Well, this seems to make it official: The Trump administration only cares about vertical mergers in media. Or at the very least, it has no problem when it comes to these types of deals and health care.
CVS Health Corp.’s $69 billion purchase of insurer Aetna Inc. — the fifth-largest health care deal ever — got conditional approval from the Department of Justice on Wednesday. The DOJ only requires the already in-progress divestiture of Aetna’s Medicare drug plans in order to approve the deal. The decision comes less than a month after the approval of Cigna Corp.’s purchase of Express Scripts Holding Co., another so-called vertical deal that will join together an insurer and pharmacy benefit manager — not direct competitors, but both players in the health care process.
Both deals makes strategic sense. UnitedHealth Group Inc. has become a highly profitable health care giant through vertical expansion, the PBM business model has come under scrutiny and could use some diversification, and Amazon.com Inc. looms as a competitor for retail pharmacies and others that operate in the pharmaceutical supply chain.

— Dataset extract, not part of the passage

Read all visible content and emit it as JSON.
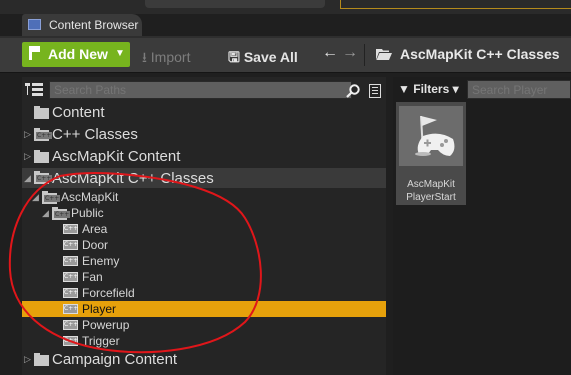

But the size, timing and amount of debt involved in CVS-Aetna’s tie-up makes the deal look increasingly risky.
Health care is not as closely tied to the business cycle as most sectors, but it is certainly not recession-proof and CVS is less insulated than most, which could bode ill should prognosticators warnings of a possible economic downturn in or around 2020 come true. Its retail pharmacy accounts for a significant majority of its profits, and a high-margin quarter of that segment’s revenue came from non-pharmacy purchases in 2017. Bonds representing more than $23 billion of CVS’s $67 billion debt load will mature between 2020 and 2023, which could turn out to be pretty painful timing. (Note: A whopping $40 billion of the debt total are bonds sold in March to finance the Aetna deal.)